В телеверсии картины открывается еще одна замечательная вещь, ускользающая при просмотре киноварианта, - всё и вся в "Фанни и Александре" зазеркалено, зарифмовано, запараллелено, "все во мне и я во всем". Вот только одна, но, пожалуй, самая важная "рифма" (чтобы рассказать о многих прочих, потребовалось бы написать не рецензию, а книгу): Александр боится призраков, но и призраки боятся его. Во всяком случае, жестокий отчим перед смертью - как бы случайно, как бы невзначай - говорит матери героя: "Он меня ненавидит, я боюсь его". А после смерти - Александру: "Я никогда не оставлю тебя в покое". Содействовал ли Александр смерти отчима, нет ли - не в этом суть. Суть в том, что сильный действительно боится слабого, потому что этот слабый когда-нибудь вырастет и пересочинит сильного так, как ему хочется. А пока - боится сильного и, несмотря на страх, противится ему. Потом же - не будет бояться... и не будет противиться, поняв, что ненавидимый враг на самом деле никогда не оставит его в покое, ибо навсегда поселился в его памяти, в самом его существе, сделался составной его - художника, демиурга, Александра, Бергмана - сущности. Которая - сущность - как ни крути, будет порой думать о давнем враге с благодарностью.

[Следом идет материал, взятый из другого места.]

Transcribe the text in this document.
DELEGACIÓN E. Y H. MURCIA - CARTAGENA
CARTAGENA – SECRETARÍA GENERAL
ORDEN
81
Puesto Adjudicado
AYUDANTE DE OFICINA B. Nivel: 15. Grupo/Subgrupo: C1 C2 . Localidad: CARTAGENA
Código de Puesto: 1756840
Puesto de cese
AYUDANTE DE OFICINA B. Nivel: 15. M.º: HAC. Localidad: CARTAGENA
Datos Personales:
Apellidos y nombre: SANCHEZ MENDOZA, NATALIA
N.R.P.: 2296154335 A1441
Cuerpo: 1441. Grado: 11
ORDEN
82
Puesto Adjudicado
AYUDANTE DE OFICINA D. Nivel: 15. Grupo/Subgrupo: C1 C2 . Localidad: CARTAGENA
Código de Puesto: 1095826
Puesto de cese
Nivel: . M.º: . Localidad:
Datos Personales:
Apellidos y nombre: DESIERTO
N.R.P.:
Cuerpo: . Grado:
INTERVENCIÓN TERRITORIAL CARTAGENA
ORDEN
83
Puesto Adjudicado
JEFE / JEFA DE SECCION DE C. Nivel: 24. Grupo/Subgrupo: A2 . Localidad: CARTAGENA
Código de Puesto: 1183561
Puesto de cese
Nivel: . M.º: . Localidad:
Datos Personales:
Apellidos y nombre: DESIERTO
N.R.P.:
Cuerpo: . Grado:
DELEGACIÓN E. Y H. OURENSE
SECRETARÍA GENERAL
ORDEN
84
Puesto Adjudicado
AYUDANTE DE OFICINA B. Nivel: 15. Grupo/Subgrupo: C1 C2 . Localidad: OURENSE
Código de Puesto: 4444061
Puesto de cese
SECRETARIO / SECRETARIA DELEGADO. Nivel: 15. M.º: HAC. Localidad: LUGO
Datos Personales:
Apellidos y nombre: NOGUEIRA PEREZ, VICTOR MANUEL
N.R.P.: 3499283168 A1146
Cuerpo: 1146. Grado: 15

К Бергману можно и нужно обращаться многократно, всю жизнь, как к Толстому, можно и нужно каждый раз заново пытаться выразить свое понимание его искусства. Но каждый раз все будет неполно. Бергмановские тексты - замкнутый (при всей простоте, доступности, разомкнутости на зрителя) художественный и философский мир, то есть мир, с реальным и совпадающий, и отличающийся от него. Проще сказать коротко - мир. А мир ведь в принципе не познаваем, так же, как в принципе не познаваемы до конца и мы, люди. В противном случае нам незачем было бы жить, ибо смысл бытия - в постоянном (и никогда не доводимом человеком до конца) познавании мироздания и самого себя.
Посему - будем жить и вновь и вновь перечитывать, пересматривать - познавать миры Божий, толстовский, бергмановский, каждый раз иначе и глубже, в меру собственной интеллектуальной, душевной и, наконец, просто возрастной подготовленности.